AUDAZES E MALDITOS (SERGEANT RUTLEDGE), JOHN FORD E O RACISMO NA CAVALARIA


Woody Strode
Aos 65 anos de idade, em 1960, John Ford lutava contra aqueles que o consideravam um diretor em decadência. Após “Rastros de Ódio” (The Searchers), Ford realizou cinco filmes e nenhum deles recebeu a costumeira aclamação de público e crítica que o veterano diretor se acostumara a ter. Ainda assim Ford aceitou um desafio que seria filmar um western passado a maior parte dentro de um tribunal militar. No elenco desse filme intitulado “Sergeant Rutledge” (“Audazes e Malditos” no Brasil) não haveria nenhum grande astro para atrair os espectadores e pior ainda, seria um filme sobre racismo. Menos mal que “Audazes e Malditos” focalizaria a amada Cavalaria que Ford tão maravilhosamente retratou na sua ‘Trilogia’ sobre os ‘Blue Bellies’ e essa foi uma das razões que o levou a aceitar o projeto. Contou também na decisão de Ford o fato de revisitar o Monument Valley, cenário natural de algumas de suas obras-primas e onde seriam filmadas algumas sequências do novo filme. Ford teria ainda a oportunidade de reunir um elenco quase todo ele formado por gente que dirigira muitas vezes nas últimas décadas, membros de sua famosa ‘Ford Stock Company’. E 400 mil dólares por mais esse ‘job of work’ (trabalho), como ele costumava dizer.


Acima Toby Michaels deitada;
Woody Strode
.
Assassinatos no Forte Linton - Willis Goldbeck é o autor da história que originalmente transcorria na II Guerra Mundial sendo depois reescrita pelo mesmo Goldbeck e passando a ter como cenário o Velho Oeste nos tempos das batalhas entre índios e a Cavalaria. A adaptação contou com a colaboração do próprio Ford e de James Warner Bellah, este último autor das histórias utilizadas por Ford na ‘Trilogia da Cavalaria’. Em “Audazes e Malditos” a tropa da 9.ª Cavalaria sediada no Forte Linton é predominantemente negra e comanda o forte o Major Dabney. Este é assassinado na mesma noite em que sua filha Lucy (Toby Michaels) é estuprada e estrangulada até a morte. O Sargento Braxton Rutledge (Woody Strode), que é negro, é visto deixando da cena do crime e fugindo do forte a cavalo e passa a ser procurado. O Tenente Tom Cantrell (Jeffrey Hunter) com uma patrulha captura Rutledge na estação de trens em Spindle e o Sargento que está ferido é trazido ao Forte Linton, onde é julgado por um tribunal militar.
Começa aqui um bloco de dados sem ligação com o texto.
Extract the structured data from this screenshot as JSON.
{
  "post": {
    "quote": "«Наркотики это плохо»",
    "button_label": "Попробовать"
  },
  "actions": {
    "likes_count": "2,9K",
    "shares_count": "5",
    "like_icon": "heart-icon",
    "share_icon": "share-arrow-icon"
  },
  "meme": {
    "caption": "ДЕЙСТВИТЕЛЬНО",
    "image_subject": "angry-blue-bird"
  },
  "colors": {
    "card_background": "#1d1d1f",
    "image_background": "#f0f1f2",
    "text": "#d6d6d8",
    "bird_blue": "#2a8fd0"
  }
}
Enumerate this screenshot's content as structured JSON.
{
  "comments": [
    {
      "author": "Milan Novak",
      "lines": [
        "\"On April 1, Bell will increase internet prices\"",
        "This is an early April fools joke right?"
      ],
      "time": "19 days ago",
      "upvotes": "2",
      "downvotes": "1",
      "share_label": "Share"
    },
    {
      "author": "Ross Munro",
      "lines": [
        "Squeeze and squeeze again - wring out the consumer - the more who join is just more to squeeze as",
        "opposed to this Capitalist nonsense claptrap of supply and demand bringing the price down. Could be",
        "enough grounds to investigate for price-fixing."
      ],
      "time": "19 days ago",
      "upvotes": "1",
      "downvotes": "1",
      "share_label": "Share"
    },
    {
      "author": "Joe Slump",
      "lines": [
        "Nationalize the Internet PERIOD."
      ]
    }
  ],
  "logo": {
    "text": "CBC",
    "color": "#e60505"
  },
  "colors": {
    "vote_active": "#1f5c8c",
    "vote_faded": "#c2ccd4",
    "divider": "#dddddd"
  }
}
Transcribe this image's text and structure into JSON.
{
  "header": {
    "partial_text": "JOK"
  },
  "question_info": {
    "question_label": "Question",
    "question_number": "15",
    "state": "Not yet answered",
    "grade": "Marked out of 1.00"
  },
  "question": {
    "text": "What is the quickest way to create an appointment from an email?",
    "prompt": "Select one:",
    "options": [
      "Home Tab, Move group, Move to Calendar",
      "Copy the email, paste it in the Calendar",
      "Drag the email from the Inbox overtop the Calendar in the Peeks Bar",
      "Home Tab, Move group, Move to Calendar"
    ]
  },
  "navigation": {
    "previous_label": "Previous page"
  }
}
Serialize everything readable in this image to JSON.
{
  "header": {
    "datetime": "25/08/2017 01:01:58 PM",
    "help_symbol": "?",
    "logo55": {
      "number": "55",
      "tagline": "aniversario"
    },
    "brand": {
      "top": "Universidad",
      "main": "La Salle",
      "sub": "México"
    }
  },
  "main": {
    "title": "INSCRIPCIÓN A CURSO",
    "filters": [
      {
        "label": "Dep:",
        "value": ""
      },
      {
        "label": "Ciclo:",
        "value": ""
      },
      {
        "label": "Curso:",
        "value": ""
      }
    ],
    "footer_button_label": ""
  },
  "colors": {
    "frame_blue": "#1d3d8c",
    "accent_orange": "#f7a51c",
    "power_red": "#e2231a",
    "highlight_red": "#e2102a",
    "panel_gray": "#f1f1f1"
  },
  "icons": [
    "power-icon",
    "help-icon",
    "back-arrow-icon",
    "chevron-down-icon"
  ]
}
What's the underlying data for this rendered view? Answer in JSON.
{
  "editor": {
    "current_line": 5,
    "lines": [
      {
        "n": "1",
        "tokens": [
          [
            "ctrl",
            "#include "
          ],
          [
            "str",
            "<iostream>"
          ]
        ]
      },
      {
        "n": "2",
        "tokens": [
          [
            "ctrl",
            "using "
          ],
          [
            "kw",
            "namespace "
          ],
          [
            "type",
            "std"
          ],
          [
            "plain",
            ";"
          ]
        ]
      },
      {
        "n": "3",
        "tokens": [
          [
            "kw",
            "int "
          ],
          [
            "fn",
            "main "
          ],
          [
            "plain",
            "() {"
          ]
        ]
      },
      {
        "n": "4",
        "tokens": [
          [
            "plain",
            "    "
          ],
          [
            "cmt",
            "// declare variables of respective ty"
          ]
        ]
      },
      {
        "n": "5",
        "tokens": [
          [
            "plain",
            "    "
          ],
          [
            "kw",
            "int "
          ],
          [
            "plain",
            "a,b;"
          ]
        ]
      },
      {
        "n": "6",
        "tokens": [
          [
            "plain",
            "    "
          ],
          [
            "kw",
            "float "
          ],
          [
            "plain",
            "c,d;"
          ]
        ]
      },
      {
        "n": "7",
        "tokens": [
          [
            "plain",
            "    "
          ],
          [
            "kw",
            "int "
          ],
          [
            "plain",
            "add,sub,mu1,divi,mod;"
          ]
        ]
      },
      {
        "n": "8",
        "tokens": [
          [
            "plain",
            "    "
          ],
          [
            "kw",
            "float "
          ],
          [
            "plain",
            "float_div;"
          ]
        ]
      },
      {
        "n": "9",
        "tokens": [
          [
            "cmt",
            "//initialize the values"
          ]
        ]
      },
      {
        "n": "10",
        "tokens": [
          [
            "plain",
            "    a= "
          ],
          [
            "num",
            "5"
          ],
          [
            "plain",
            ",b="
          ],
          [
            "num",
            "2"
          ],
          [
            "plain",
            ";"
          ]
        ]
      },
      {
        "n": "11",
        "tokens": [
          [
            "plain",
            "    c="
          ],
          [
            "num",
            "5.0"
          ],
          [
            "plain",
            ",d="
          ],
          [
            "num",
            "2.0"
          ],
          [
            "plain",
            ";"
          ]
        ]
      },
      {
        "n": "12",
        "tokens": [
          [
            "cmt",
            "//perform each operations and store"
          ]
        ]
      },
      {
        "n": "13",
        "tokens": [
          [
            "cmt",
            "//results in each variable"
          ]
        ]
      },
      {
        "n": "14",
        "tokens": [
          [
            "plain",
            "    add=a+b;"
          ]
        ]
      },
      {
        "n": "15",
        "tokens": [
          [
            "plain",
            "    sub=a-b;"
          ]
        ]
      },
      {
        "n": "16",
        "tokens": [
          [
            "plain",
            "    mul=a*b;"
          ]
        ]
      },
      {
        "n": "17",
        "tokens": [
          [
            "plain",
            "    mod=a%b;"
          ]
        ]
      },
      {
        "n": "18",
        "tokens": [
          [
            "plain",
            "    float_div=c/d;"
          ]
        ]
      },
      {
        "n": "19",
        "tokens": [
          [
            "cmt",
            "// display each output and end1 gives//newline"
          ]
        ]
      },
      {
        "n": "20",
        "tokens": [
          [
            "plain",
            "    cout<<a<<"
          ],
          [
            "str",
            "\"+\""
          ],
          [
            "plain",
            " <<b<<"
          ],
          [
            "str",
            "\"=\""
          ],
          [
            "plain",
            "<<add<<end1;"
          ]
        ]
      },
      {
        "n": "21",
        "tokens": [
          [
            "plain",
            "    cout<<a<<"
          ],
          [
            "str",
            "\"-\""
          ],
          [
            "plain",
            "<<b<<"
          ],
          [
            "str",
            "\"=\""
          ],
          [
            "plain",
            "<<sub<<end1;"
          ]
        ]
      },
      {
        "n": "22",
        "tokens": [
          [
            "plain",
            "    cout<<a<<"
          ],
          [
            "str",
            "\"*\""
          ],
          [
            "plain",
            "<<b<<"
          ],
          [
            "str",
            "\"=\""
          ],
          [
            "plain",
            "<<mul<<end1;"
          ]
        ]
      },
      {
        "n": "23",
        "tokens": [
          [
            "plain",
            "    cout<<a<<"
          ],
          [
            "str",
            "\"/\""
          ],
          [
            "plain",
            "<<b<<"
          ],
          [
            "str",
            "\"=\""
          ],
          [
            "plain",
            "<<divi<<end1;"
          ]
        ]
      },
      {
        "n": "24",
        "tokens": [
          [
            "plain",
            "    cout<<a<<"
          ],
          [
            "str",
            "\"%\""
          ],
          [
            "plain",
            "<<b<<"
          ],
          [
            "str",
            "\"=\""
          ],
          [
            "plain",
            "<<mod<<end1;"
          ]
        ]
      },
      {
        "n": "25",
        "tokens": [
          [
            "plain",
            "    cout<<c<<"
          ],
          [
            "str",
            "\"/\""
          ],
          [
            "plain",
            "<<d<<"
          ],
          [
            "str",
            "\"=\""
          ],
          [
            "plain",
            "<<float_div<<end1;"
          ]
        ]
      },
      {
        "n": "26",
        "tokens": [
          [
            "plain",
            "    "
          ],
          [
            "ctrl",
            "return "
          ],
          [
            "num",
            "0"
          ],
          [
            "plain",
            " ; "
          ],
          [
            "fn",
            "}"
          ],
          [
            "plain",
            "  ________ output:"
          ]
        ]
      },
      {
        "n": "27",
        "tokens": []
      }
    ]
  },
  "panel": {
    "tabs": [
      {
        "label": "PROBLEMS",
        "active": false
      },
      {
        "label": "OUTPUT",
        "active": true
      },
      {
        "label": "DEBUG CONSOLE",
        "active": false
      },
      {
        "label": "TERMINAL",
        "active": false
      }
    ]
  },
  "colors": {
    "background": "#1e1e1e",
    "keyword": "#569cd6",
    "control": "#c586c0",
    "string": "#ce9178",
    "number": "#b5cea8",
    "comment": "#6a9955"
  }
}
Contra todas as evidências, Cantrell, que é o advogado de defesa, acredita na inocência de Rutledge, ao menos no que se refere ao estupro e morte da filha do comandante, mais ainda após presenciar um ato de heroísmo de Rutledge num ataque Apache quando poderia ter escapado da patrulha. O Capitão Shattuck (Carleton Young) é o advogado de acusação que quer ver o Sargento negro ser responsabilizado pelos crimes, porém Cantrell descobre quem é o verdadeiro assassino de Lucy Dabney, provando ainda que Rutledge matara o Major Dabney em legítima defesa, terminando o tribunal por absolvê-lo.

Woody Strode e o pelotão de soldados
búfalos comandado por Jeffrey Hunter.
Os soldados búfalos - As lutas pelos direitos civis agitavam a sociedade norte-americana no final dos anos 50. Antes de o cinema norte-americano refletir mais profundamente sobre a questão do racismo, John Ford abordou o tema com este western inteiramente inovador. Dois anos antes, em 1958, “Acorrentados” (The Defiant Ones) havia chocado o público ao ver na tela Tony Curtis e Sidney Poitier como dois fugitivos algemados um ao outro. Em 1962 seria Gregory Peck como advogado em “O Sol Nasce para Todos” (To Kill a Mockinbird) a retomar o assunto. Realizado entre esses dois importantes filmes, a abordagem de Ford com “Audazes e Malditos” se dá em uma história passada no 9.º Regimento de Cavalaria, que, juntamente com 0 10.º Regimento, era integrado em sua quase totalidade por soldados negros sob o comando de oficiais brancos. Eram os chamados ‘soldados búfalos’ assim apelidados pelos índios por cobrirem-se com peles para se proteger do frio. Com “Audazes e Malditos” Ford faz constar que não só brancos lutaram na Guerra Civil e na Guerra contra os Índios, mostrando que, ao término da Civil War e com a decretação do fim da escravidão, muitos negros ingressaram no Exército onde procuravam ser tão ou mais valorosos que os soldados brancos. John Ford corrige com este filme uma omissão sua e do cinema de modo geral ao lembrar dos negros, fazendo-o de maneira digna, especialmente por externar o racismo, declarado ou disfarçado que nunca deixou de existir na sociedade norte-americana. E também pela primeira vez numa grande produção um negro é elevado á condição de herói da Cavalaria. Anos mais tarde libelo igualmente contundente foi mostrado com “Tempo de Glória” (Glory), filme de Edward Zwick, de 1989.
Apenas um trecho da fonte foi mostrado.